I have two examples of bernoulli odes;

(a) dy/dx +xy = 6xy²

I have this solved down as far as dz/dx +xy/2y^1/2 = 3x, now I know the next line is dz/dx + x²/2 = 3x but I have know idea as to what happens between these two lines.

Likewise in
(b) dy/dx = e^xy = y²e^x I have solved down as far as dz/dx + e^x/y = e^x with the next line reading dz/dx = e^x (z?) = -e^x but again I am unsure of how this was reached (I do realize that you can solve this particular equation using variable separable method but I would like to know how to do it with Bernoulli as well


I know how to finish off the equation using linear odes after, it is just this point at which I am confused could anyone help me out?

 

[Deleted member 4993]

I have two examples of bernoulli odes;

(a) dy/dx +xy = 6xy²

I have this solved down as far as dz/dx +xy/2y^1/2 = 3x,

now I know the next line is dz/dx + x²/2 = 3x

How do you know that?

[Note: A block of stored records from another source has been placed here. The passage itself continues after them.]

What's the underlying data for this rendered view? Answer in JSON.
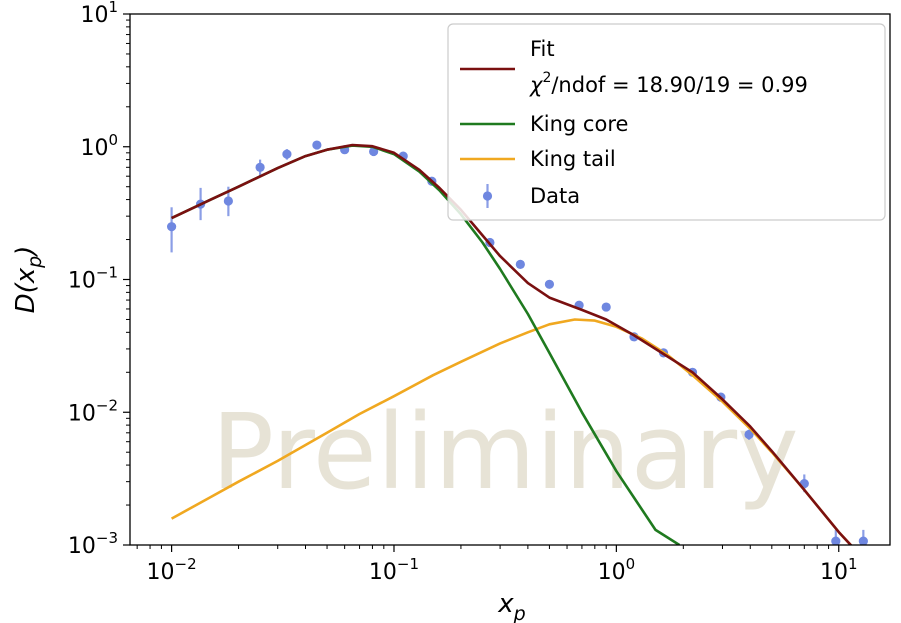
{
  "chart_data": {
    "type": "scatter",
    "xlabel": "x_p",
    "ylabel": "D(x_p)",
    "xscale": "log",
    "yscale": "log",
    "xlim": [
      0.0065,
      17
    ],
    "ylim": [
      0.001,
      10
    ],
    "x_ticks": [
      "10^-2",
      "10^-1",
      "10^0",
      "10^1"
    ],
    "y_ticks": [
      "10^-3",
      "10^-2",
      "10^-1",
      "10^0",
      "10^1"
    ],
    "grid": false,
    "legend_position": "top-right",
    "watermark": "Preliminary",
    "legend": [
      {
        "key": "fit",
        "label": "Fit",
        "sublabel_prefix": "χ",
        "sublabel_exp": "2",
        "sublabel_rest": "/ndof = 18.90/19 = 0.99"
      },
      {
        "key": "core",
        "label": "King core"
      },
      {
        "key": "tail",
        "label": "King tail"
      },
      {
        "key": "data",
        "label": "Data"
      }
    ],
    "colors": {
      "fit": "#7a1010",
      "core": "#1f7a1f",
      "tail": "#f0a820",
      "data": "#6f87e0"
    },
    "series": [
      {
        "name": "Data",
        "kind": "points",
        "x": [
          0.01,
          0.0135,
          0.018,
          0.025,
          0.033,
          0.045,
          0.06,
          0.081,
          0.11,
          0.148,
          0.27,
          0.37,
          0.5,
          0.68,
          0.9,
          1.2,
          1.63,
          2.2,
          2.95,
          3.95,
          7.0,
          9.7,
          12.9
        ],
        "y": [
          0.25,
          0.37,
          0.39,
          0.7,
          0.88,
          1.03,
          0.95,
          0.92,
          0.85,
          0.55,
          0.19,
          0.13,
          0.092,
          0.064,
          0.062,
          0.037,
          0.028,
          0.02,
          0.013,
          0.0068,
          0.0029,
          0.00107,
          0.00107
        ],
        "ylo": [
          0.16,
          0.28,
          0.3,
          0.6,
          0.8,
          0.97,
          0.91,
          0.88,
          0.82,
          0.53,
          0.185,
          0.125,
          0.088,
          0.06,
          0.058,
          0.035,
          0.026,
          0.019,
          0.0122,
          0.0062,
          0.0025,
          0.00088,
          0.00088
        ],
        "yhi": [
          0.35,
          0.49,
          0.5,
          0.8,
          0.96,
          1.09,
          0.99,
          0.96,
          0.88,
          0.57,
          0.195,
          0.135,
          0.096,
          0.068,
          0.066,
          0.039,
          0.03,
          0.021,
          0.0138,
          0.0074,
          0.0034,
          0.0013,
          0.0013
        ]
      },
      {
        "name": "King core",
        "kind": "line",
        "x": [
          0.01,
          0.015,
          0.02,
          0.03,
          0.04,
          0.05,
          0.065,
          0.08,
          0.1,
          0.13,
          0.16,
          0.2,
          0.25,
          0.3,
          0.4,
          0.5,
          0.7,
          1.0,
          1.5,
          1.92
        ],
        "y": [
          0.29,
          0.4,
          0.5,
          0.69,
          0.85,
          0.95,
          1.02,
          1.0,
          0.88,
          0.65,
          0.47,
          0.31,
          0.19,
          0.12,
          0.055,
          0.028,
          0.01,
          0.0036,
          0.0013,
          0.001
        ]
      },
      {
        "name": "King tail",
        "kind": "line",
        "x": [
          0.01,
          0.015,
          0.02,
          0.03,
          0.05,
          0.07,
          0.1,
          0.15,
          0.2,
          0.3,
          0.4,
          0.5,
          0.65,
          0.8,
          1.0,
          1.3,
          1.7,
          2.2,
          3.0,
          4.0,
          5.0,
          7.0,
          10.0,
          12.0
        ],
        "y": [
          0.00158,
          0.0023,
          0.003,
          0.0043,
          0.007,
          0.0097,
          0.0132,
          0.019,
          0.024,
          0.033,
          0.04,
          0.046,
          0.05,
          0.049,
          0.044,
          0.036,
          0.027,
          0.019,
          0.012,
          0.0075,
          0.005,
          0.0026,
          0.00125,
          0.0009
        ]
      },
      {
        "name": "Fit",
        "kind": "line",
        "x": [
          0.01,
          0.015,
          0.02,
          0.03,
          0.04,
          0.05,
          0.065,
          0.08,
          0.1,
          0.13,
          0.16,
          0.2,
          0.25,
          0.3,
          0.4,
          0.5,
          0.7,
          0.9,
          1.2,
          1.6,
          2.2,
          3.0,
          4.0,
          5.0,
          7.0,
          10.0,
          12.0
        ],
        "y": [
          0.29,
          0.4,
          0.5,
          0.69,
          0.85,
          0.95,
          1.03,
          1.01,
          0.9,
          0.67,
          0.49,
          0.335,
          0.215,
          0.15,
          0.094,
          0.073,
          0.059,
          0.05,
          0.038,
          0.028,
          0.02,
          0.0125,
          0.0078,
          0.0051,
          0.0026,
          0.00125,
          0.0009
        ]
      }
    ]
  }
}
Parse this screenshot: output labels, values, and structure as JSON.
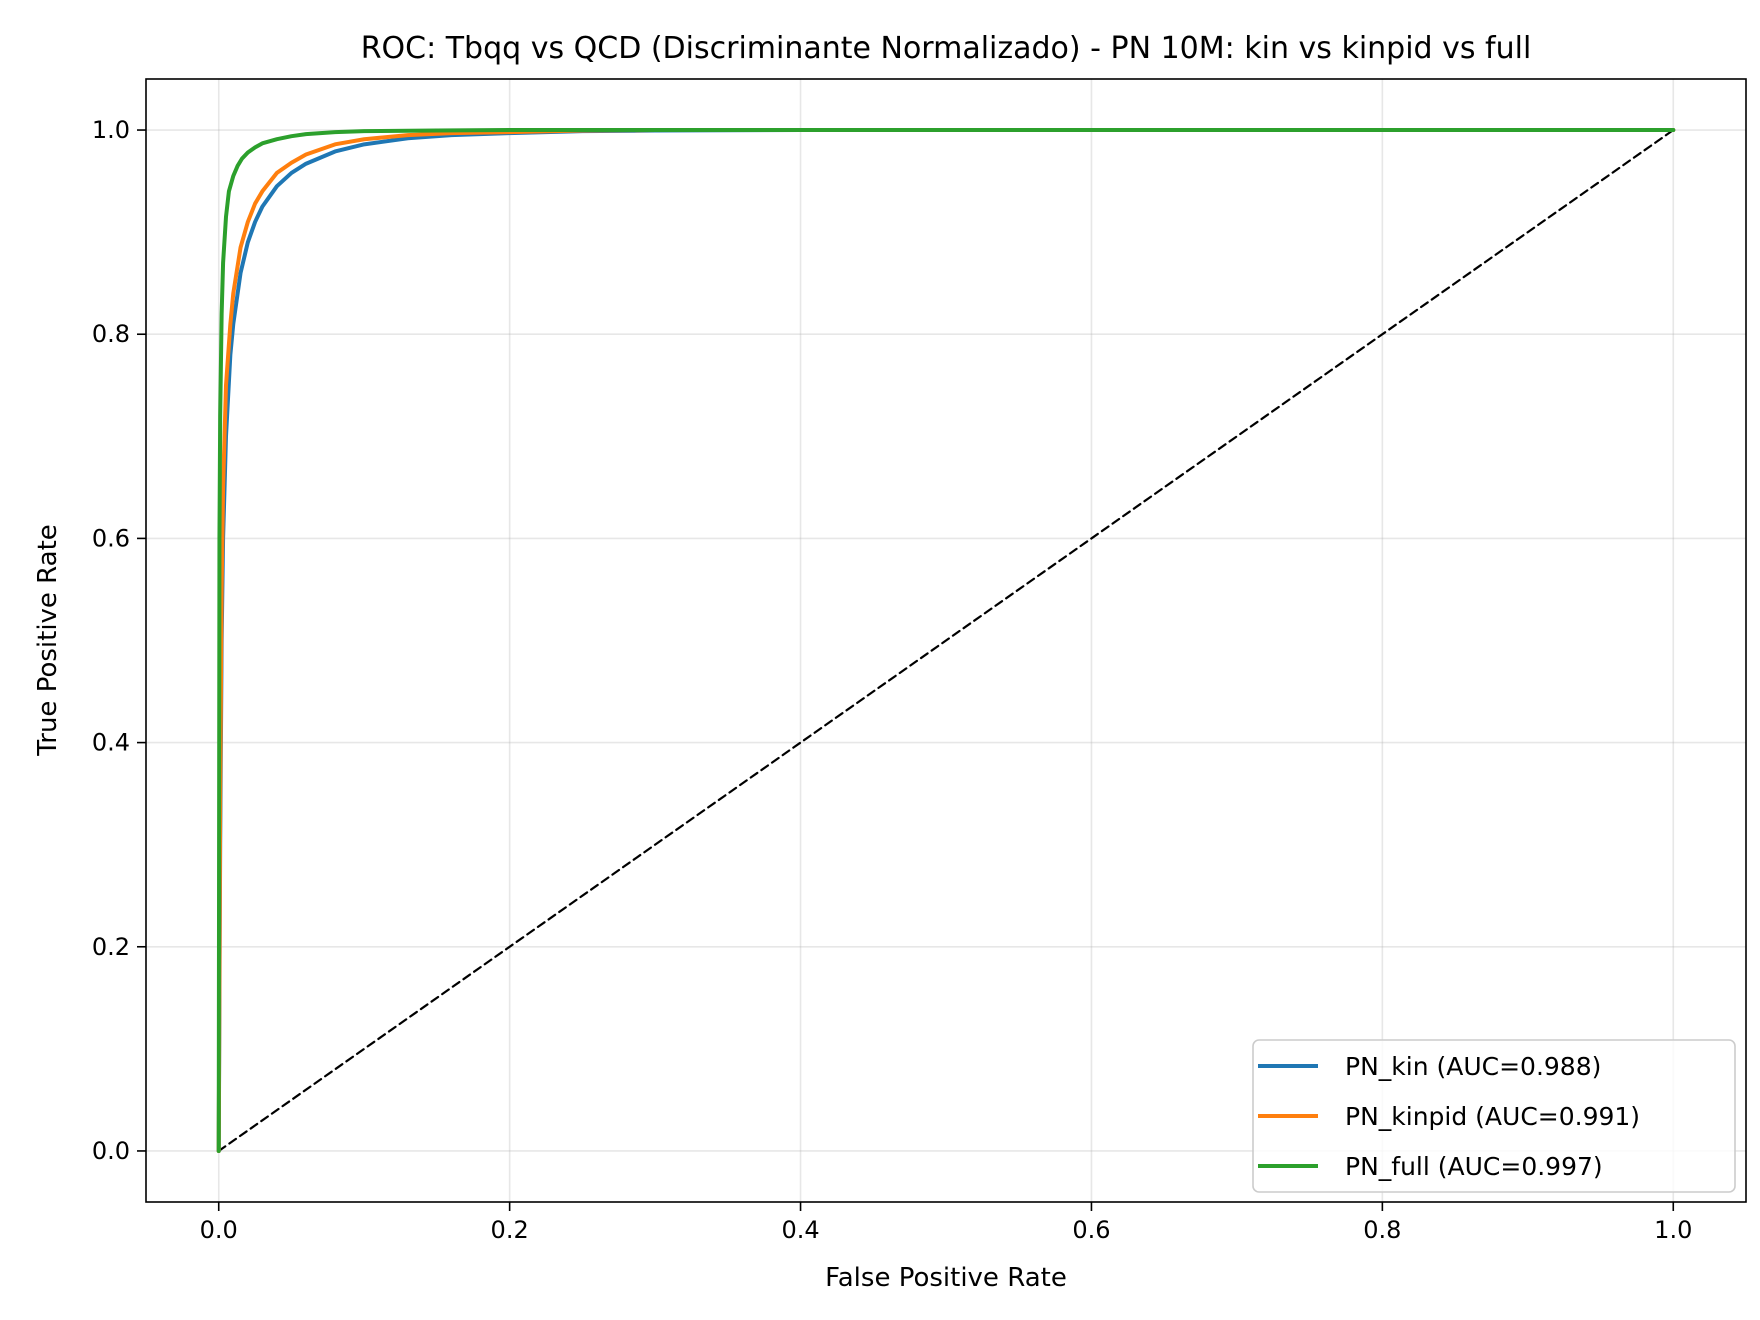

What is 'z'?

but I have know idea as to what happens between these two lines.(your definition of z will guide you about the in between steps)

Likewise in
(b) dy/dx = e^xy = y²e^x (Something wrong here)I have solved down as far as

dz/dx + e^x/y = e^x with the next line reading dz/dx = e^x (z?) = -e^x

Again define your 'z'

but again I am unsure of how this was reached (I do realize that you can solve this particular equation using variable separable method but I would like to know how to do it with Bernoulli as well


I know how to finish off the equation using linear odes after, it is just this point at which I am confused could anyone help me out?

Also try to write your equations with grouping symbols - following PEMDAS. Otherwise, you'll write something - while trying mean something else (e.g. xy/2y^1/2 means x * y/2 * y^1/2 -I don't think you meant that)

 

[galactus]

I will step through a Bernoulli for part a.

A Bernoulli DE has the form \(\displaystyle \frac{dy}{dx}+P(x)y=f(x)y^{n}\)

We use the sub \(\displaystyle u=y^{1-n}\) as long as \(\displaystyle n\neq 0, \;\ n\neq 1\)

So, since we have n=2, we use \(\displaystyle y=u^{-1}\)

\(\displaystyle \frac{dy}{dx}=-u^{-2}\frac{du}{dx}\), by the chain rule.

Subbing into our given DE we get:

\(\displaystyle -u^{-2}\frac{du}{dx}+xu^{-1}=6xu^{-2}\)

\(\displaystyle \frac{du}{dx}-xu=-6x\)

The integrating factor is \(\displaystyle e^{-\int xdx}=e^{-\frac{x^{2}}{2}}\)

\(\displaystyle \frac{d}{dx}[ue^{-\frac{x^{2}}{2}}]=-6xe^{-\frac{x^{2}}{2}}\)

Integrate:

\(\displaystyle ue^{-\frac{x^{2}}{2}}=6e^{-\frac{x^{2}}{2}}+C\)

\(\displaystyle u=6+Ce^{\frac{x^{2}}{2}}\)

Backsubbing our \(\displaystyle u=\frac{1}{y}\), we get:

\(\displaystyle \displaystyle \boxed{y=\frac{1}{6+Ce^{\frac{x^{2}}{2}}}}\)